# Cost of livin-food and utilities



## samanthatt88 (Jul 4, 2008)

Hello everyone,
my family and I are on the verge of moving from the US to the Costa Del Sol area. (Moving October 2008) We would like to know if any Americans who have recently moved from the US see a big difference in the daily cost of livimg (food and utilities). Also, what about stables in the area?
Thank you very much,
Sam


----------



## cavalier (Jun 26, 2008)

Hi Samantha, I am officially a newbie on this website as I have just recently taken up residence permanently in Spain, howeve I have spent the last 25 years spending at least 7 months a year in the Marbella area. Utilities and cost of living well to a degree its where you shop there is quite a mix of supermarkets ranging from up market to general.
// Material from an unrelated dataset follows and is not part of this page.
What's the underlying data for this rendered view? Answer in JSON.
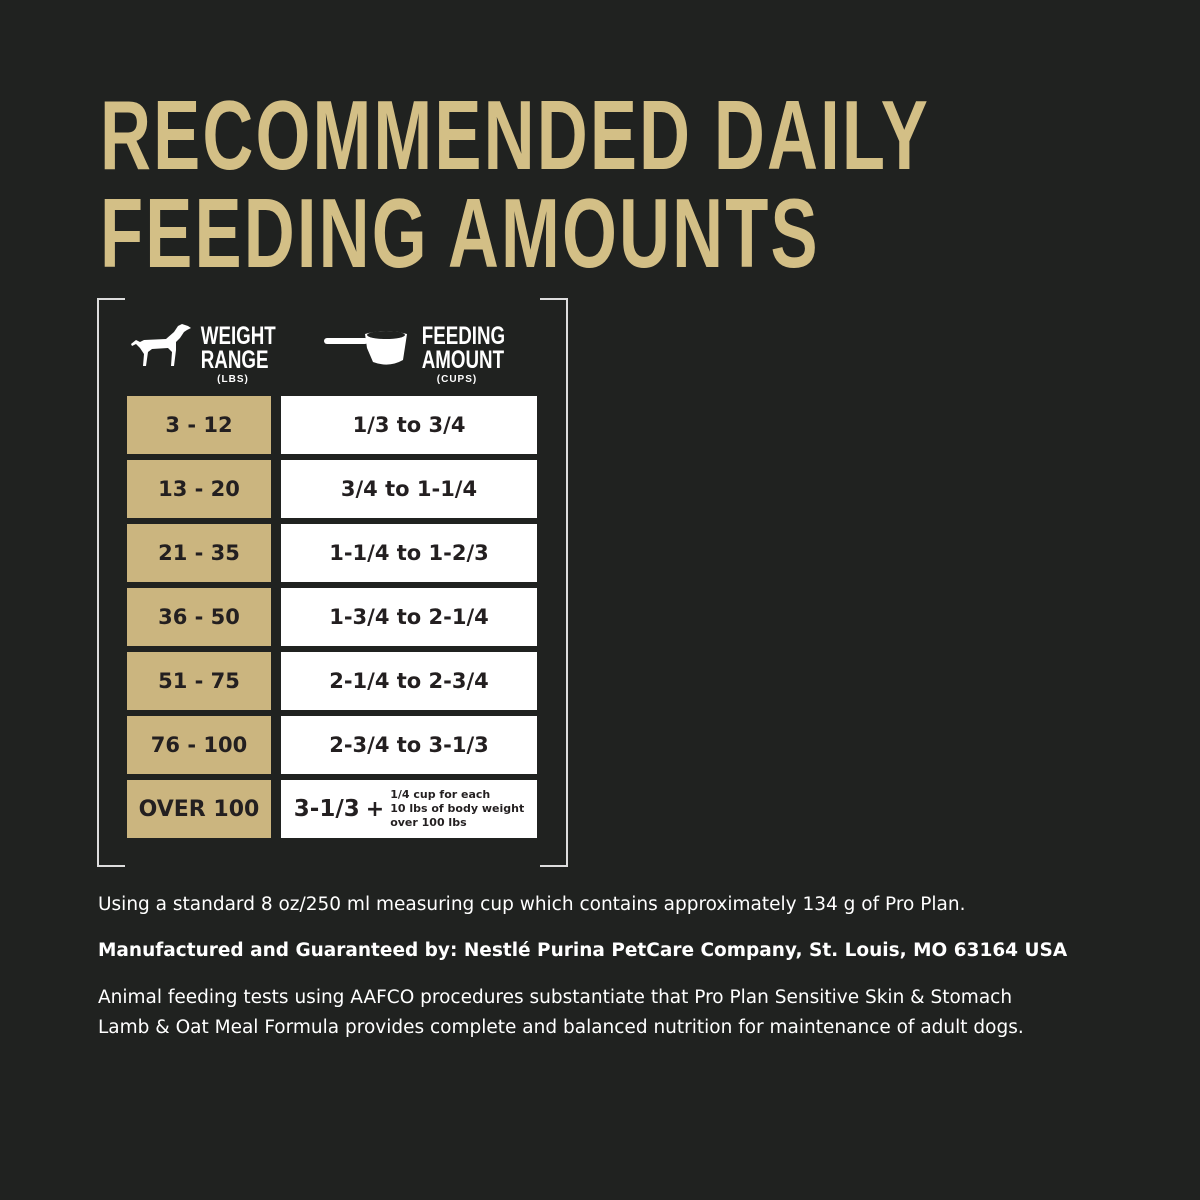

However I shop in the Spanish quarter and find that they are considerably cheaper for the staples of course you have to do this on a day to day basis because they normally do not have a wide frozen food range. (but then who wants it) Other utilities Electricity quite expensive. Telephones line charges in my opinion very expensive ( although there are companies springing up offering deals.) Car maintenance very expensive. Garaging if you dont have your own expensive. Parking forget about it particularlily in the summer months. Any kind of repairs to your home on average reasonable but be prepared to wait. Expat schools (Private) on average 2000 Euros a term and usually a hefty deposit. But it is a pleasant country to live in and if you integrate with the locals you find they are only to willing to help and very often network you into the cheaper areas. In my particular area Marbella not much going on in the classical music field, but there is a strong arts theatre community building up and prices there are reasonable. Any major artist appearing seem only to use one or two venues and they are expensive. But there is plenty of entertainment out on the streets people watching etc. Bars and restaurants differ wildy quality and price range again I avoid the chain restaurants and go local. I have just posted a note reference the drug problem in this area you might be interested to read. Good luck and enjoy your life in Spain Regds C.


----------